Defense IT funding approved
- By Dan Caterinicchia, Dan Caterinicchia
- Dec 04, 2001
The Senate Appropriations Committee on Dec. 4 approved the fiscal 2002 Defense appropriations bill, which includes funding for several major information technology projects, including Army transformation and Defense Department financial management systems.
However, President Bush said he will veto the bill if $15 billion in emergency anti-terrorism spending, which was added through an amendment by committee chairman Robert Byrd (D-W.Va.), is not removed.
The $317.6 billion bill includes $16.9 billion for procurement initiatives -- $500 million more than the Bush administration requested -- and includes the Army's transformation project, space systems for the Air Force and full funding for Navy programs that are "on track," said Sen. Daniel Inouye (D-Hawaii), adding that the bill also includes a pay raise for all military personnel.

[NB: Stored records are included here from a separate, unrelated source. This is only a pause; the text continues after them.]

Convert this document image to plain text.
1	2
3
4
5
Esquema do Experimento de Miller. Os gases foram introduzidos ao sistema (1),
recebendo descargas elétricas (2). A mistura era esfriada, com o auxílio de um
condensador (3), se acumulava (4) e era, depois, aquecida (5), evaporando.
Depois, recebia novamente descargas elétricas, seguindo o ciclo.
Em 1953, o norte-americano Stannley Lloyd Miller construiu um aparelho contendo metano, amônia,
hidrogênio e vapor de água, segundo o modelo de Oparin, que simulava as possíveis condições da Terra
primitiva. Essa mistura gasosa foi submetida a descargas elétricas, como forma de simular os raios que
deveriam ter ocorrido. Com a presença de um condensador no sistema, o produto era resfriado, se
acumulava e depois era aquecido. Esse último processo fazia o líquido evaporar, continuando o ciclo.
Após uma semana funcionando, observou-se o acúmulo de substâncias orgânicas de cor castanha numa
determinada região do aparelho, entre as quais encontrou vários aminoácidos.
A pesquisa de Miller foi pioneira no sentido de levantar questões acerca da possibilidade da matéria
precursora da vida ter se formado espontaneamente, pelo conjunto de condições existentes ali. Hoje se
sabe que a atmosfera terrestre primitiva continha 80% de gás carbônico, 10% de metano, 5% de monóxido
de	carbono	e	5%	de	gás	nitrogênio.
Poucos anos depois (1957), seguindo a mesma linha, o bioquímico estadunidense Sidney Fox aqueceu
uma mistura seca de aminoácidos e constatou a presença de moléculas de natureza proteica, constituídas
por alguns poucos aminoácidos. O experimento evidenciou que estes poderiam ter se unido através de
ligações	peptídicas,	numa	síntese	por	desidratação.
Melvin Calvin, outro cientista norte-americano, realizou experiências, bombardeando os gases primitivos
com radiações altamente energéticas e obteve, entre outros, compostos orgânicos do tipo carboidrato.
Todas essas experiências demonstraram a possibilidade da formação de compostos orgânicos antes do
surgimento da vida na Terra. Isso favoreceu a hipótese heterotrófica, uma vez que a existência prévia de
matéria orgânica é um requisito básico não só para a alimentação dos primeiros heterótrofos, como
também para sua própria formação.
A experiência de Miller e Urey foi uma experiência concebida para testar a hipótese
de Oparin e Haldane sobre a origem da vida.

"Our first priority is the quality of life of our men and women in uniform," which is why the committee fully funded a 5 percent pay raise for all and "recommends additional funding for those grades and particular skills that are hard to fill," Inouye said.
He said the bill reduced funding for consultants and for programs that are delayed, but it does provide $100 million for "additional progress in the DOD's financial management systems."
Byrd caused the greatest stir when he went forward with his plan to introduce an amendment, which the committee passed, that added $15 billion to the $20 billion supplemental amount that the White House has already approved.
Byrd's $15 billion emergency funding, which is divided evenly between recovery aid and domestic security, includes $275 million to improve communications between the FBI and other federal agencies, $150 million for cybersecurity initiatives, $238 million for airport security, $550 million for security at nuclear power plants and federal facilities, and $50 million for port security.
Byrd said he could not wait for the spring supplemental that President Bush has requested to address these issues and was even more perplexed by an unsolicited letter he received last week from Tom Ridge, director of the Office of Homeland Security, saying there was no need at this time for additional resources beyond what the administration has requested.
"Next year will be my 50th year in Congress. That's a half-century, and I've never had this happen before," Byrd said. "It's a very remarkable letter, yet just yesterday [Dec. 3], Ridge issued the administration's third terror alert."
According to published reports this morning, President Bush told congressional leaders that he would veto the DOD appropriation if the added anti-terrorism spending is not removed.
"The president made it plain as day: If you're going to attach anything else to it, attach it, send it to me, I'll veto it, I'll send it right back to you and then you can go to work," White House press secretary Ari Fleischer said after Bush's weekly morning huddle with the four House and Senate leaders.
Byrd said it is not his intent to hold up the Defense appropriation, which is why he included language in the amendment for President Bush to use the added dollars as emergency funds. "We need to do our duty," Byrd said. "There's no need for the president to veto the bill. He can simply turn off the faucet when it comes to him, or turn it on."